Two facts worth repeating in this context:
1. All four cast members in *Moonlight and Magnolias* have permanent mailing addresses in the Spokane area.
2. An out-of-town actor is not necessarily better than an actor from Spokane. The reverse is also true.

 
At December 02, 2006 10:27 AM , Anonymous Anonymous said...

Great show guys!

 
At December 08, 2006 1:22 PM , Anonymous Anonymous said...

I absolutely agree with you, Bobo. There is enough talent in this town to do very, very well indeed in almost evey case. However, let's hope it's not forever the same handful of locals.

 
At December 13, 2006 6:55 PM , Anonymous Anonymous said...

The same handful as Civic? As Interplayers?
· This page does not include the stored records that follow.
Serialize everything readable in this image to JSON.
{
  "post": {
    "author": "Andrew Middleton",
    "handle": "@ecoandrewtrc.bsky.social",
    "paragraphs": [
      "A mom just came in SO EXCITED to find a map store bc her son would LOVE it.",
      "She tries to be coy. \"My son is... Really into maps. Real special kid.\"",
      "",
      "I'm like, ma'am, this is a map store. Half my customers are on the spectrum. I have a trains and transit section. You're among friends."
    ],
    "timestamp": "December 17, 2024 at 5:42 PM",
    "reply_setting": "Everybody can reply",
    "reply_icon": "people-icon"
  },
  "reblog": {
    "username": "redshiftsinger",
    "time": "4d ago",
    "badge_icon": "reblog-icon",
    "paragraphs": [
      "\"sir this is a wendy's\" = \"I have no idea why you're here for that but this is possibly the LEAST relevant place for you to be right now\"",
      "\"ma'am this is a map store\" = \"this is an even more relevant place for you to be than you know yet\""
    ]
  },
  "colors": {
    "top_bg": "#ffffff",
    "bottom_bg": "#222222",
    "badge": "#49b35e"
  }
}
As both?

 
At December 15, 2006 8:17 AM , Anonymous Anonymous said...

As the person posted above, every show has had someone who has made a debut - every show there is a new face. I just do not know what all the fuss is about.

 
At December 15, 2006 10:06 AM , Anonymous Anonymous said...

Civic has much more variety than ARt and Wes handled Interplayers, it too had much more variety. There is no comparison. One musical at civic casts 30 more faces than one would see at ARt.

 
At December 15, 2006 2:45 PM , Anonymous Anonymous said...
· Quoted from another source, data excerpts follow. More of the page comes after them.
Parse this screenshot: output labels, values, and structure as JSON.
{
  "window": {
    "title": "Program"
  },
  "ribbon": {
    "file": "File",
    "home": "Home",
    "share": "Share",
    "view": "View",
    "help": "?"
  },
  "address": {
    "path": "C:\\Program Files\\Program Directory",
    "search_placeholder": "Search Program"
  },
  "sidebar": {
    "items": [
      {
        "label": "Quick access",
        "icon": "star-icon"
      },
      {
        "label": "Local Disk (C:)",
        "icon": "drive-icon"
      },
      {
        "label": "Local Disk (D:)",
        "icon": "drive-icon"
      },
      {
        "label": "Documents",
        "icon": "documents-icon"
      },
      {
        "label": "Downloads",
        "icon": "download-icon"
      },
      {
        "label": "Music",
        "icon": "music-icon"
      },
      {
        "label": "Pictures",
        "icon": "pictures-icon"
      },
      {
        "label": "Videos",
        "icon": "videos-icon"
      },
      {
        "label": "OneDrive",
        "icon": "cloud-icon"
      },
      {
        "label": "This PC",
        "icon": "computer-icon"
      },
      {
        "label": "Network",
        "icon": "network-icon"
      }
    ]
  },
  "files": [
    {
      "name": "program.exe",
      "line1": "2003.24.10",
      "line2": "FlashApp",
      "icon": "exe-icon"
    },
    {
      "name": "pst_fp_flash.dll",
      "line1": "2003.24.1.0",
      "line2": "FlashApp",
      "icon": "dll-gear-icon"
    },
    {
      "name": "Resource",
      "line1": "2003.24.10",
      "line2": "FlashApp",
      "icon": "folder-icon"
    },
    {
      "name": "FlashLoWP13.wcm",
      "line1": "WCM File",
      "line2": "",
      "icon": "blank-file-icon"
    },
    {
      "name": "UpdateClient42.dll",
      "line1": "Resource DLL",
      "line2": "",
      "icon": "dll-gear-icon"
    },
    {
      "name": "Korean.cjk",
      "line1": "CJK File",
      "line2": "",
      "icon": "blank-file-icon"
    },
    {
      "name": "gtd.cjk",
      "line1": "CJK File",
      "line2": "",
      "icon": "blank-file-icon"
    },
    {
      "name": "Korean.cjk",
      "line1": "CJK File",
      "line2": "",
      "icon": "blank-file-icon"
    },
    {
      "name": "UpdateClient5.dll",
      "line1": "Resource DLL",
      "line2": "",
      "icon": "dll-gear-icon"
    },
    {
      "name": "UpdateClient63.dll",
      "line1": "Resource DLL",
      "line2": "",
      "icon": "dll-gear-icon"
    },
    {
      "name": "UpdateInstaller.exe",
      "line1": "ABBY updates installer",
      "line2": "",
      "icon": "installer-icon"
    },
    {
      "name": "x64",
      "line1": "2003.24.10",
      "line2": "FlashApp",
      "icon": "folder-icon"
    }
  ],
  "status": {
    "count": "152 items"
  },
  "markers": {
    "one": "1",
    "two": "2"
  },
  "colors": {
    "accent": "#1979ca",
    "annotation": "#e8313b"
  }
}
But how many loacal actors can work a daytime rehearsal schedule. ARt rehearses mornings and afternoons. Maybe that's why auditions are sparse, locals have daytime jobs.

 
At December 15, 2006 3:01 PM , Anonymous Anonymous said...

More locals can rehearse daytimes than are getting cast. Good ones too.

 
At December 16, 2006 8:24 AM , Anonymous Anonymous said...

The big deal is that the lead roles always go to teh same people. Sure Art throwds a bone to new people (often imported over more talented locals), but they are never the plumb parts that we local actors would like a shot at. Do you want to see Patrick Treadway or Michael Weaver starring in EVERY show? I say give some others a chance!

 
At December 16, 2006 9:04 AM , Anonymous Anonymous said...

Civic has the variety and ability to put on a 30 person musical because they do not pay their actors. The same people get the more important roles there.

 
At December 17, 2006 12:22 PM , Anonymous Anonymous said...

Talent is talent.The acting pool is what it is right now.And it's not bad .It seems to me it does'nt matter how many times you've seen an actor the director is going to cast the strongest person for the role at the audition.It's about the performance it's not about fair.

 
At December 17, 2006 7:12 PM , Anonymous Anonymous said...

Well said! Thank you!

 
At December 18, 2006 12:14 PM , Anonymous Anonymous said...

Sometimes it's about lazy directors. They know what they're going to get with certain actors, and others may take more work. You take no risks but you get no pleasant discoveries, either.

 
At December 18, 2006 4:48 PM , Anonymous Anonymous said...

As far as I can see ART casts based on talent not geography. It’s that simple. And remember it’s called "Show Business" not "Show Friends"
ART might just be the best game in town ... and there is a reason for that

 
At December 18, 2006 5:22 PM , Anonymous Anonymous said...

Then why does it look like and most agree that it actually is "show friends" and not show business. ART my not be the best game in town. Perhaps the best game in town is yet to come.

 
At December 19, 2006 3:17 PM , Anonymous Anonymous said...

Sounds like a bunch of bitter people who didn't get picked for the cheerleading squad in high school either. Geesh!